The Opportunity
Prediction markets let you trade on the outcome of real-world events like elections, economic data, policy decisions, weather. Prices reflect the crowd's probability estimate: a contract trading at 40 cents implies the market believes there's a 40% chance of YES.
The math is simple: if you can estimate probabilities more accurately than the market, you make money in expectation. Buy YES when you think the true probability is higher than the price. Buy NO when you think it's lower. Over enough trades, better accuracy wins.
The hard part isn't the math, but the research and the judgment. Kalshi has thousands of open markets at any given time. Finding the ones where the market is wrong requires doing deep research on each question: What's the current state of the world? What are the base rates? What do experts think? What are the strongest arguments on both sides? And then you have to synthesize all of that into an accurate probability estimate that requires weighing conflicting evidence, calibrating your confidence, and resisting the pull of cognitive biases. No human can do this systematically across hundreds of markets. It's tedious, time-consuming, and the kind of work where human biases — confirmation bias, anchoring, availability bias — creep in and degrade both the research and the judgment.

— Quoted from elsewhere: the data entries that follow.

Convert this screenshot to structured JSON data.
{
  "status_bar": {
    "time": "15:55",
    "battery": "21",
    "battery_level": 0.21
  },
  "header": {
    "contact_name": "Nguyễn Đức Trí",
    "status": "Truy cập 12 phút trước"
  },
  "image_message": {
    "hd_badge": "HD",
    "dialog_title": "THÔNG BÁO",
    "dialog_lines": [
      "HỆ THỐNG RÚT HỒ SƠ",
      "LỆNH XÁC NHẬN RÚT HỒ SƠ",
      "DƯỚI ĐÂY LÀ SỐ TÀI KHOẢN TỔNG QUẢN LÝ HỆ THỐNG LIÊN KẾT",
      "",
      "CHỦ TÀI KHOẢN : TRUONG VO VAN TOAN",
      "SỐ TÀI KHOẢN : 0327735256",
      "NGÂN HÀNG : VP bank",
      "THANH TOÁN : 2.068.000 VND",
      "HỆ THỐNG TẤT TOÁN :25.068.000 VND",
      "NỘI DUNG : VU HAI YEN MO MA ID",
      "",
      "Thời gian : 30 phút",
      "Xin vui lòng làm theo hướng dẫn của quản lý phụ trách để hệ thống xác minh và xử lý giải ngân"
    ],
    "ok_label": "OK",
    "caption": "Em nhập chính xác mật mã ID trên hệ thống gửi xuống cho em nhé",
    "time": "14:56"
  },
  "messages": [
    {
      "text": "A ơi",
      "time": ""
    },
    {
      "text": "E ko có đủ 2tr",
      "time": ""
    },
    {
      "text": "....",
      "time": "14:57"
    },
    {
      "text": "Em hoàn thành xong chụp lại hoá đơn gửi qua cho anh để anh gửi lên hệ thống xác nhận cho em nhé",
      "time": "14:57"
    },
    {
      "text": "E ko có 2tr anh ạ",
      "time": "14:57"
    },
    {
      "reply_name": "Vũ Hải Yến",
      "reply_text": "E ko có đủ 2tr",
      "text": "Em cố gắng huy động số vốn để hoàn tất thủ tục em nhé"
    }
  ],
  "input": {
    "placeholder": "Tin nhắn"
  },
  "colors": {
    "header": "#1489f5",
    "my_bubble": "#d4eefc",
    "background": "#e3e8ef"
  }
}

This is a job ideally suited for AI.
We built a notebook that scans the highest-volume Kalshi markets, uses AI to do in-depth research and best-practice forecasting for each one, and highlights the markets where the AI's probability estimate disagrees most with the market price. The full research, including both sides of every argument, is included for every question.
We think this is useful for anyone trying to forecast underlying probabilities on prediction markets, whether you use the AI's estimates directly or just as a starting point for your own analysis. (This is less relevant for momentum traders, technical traders, or market makers as it's a fundamentals-first tool.)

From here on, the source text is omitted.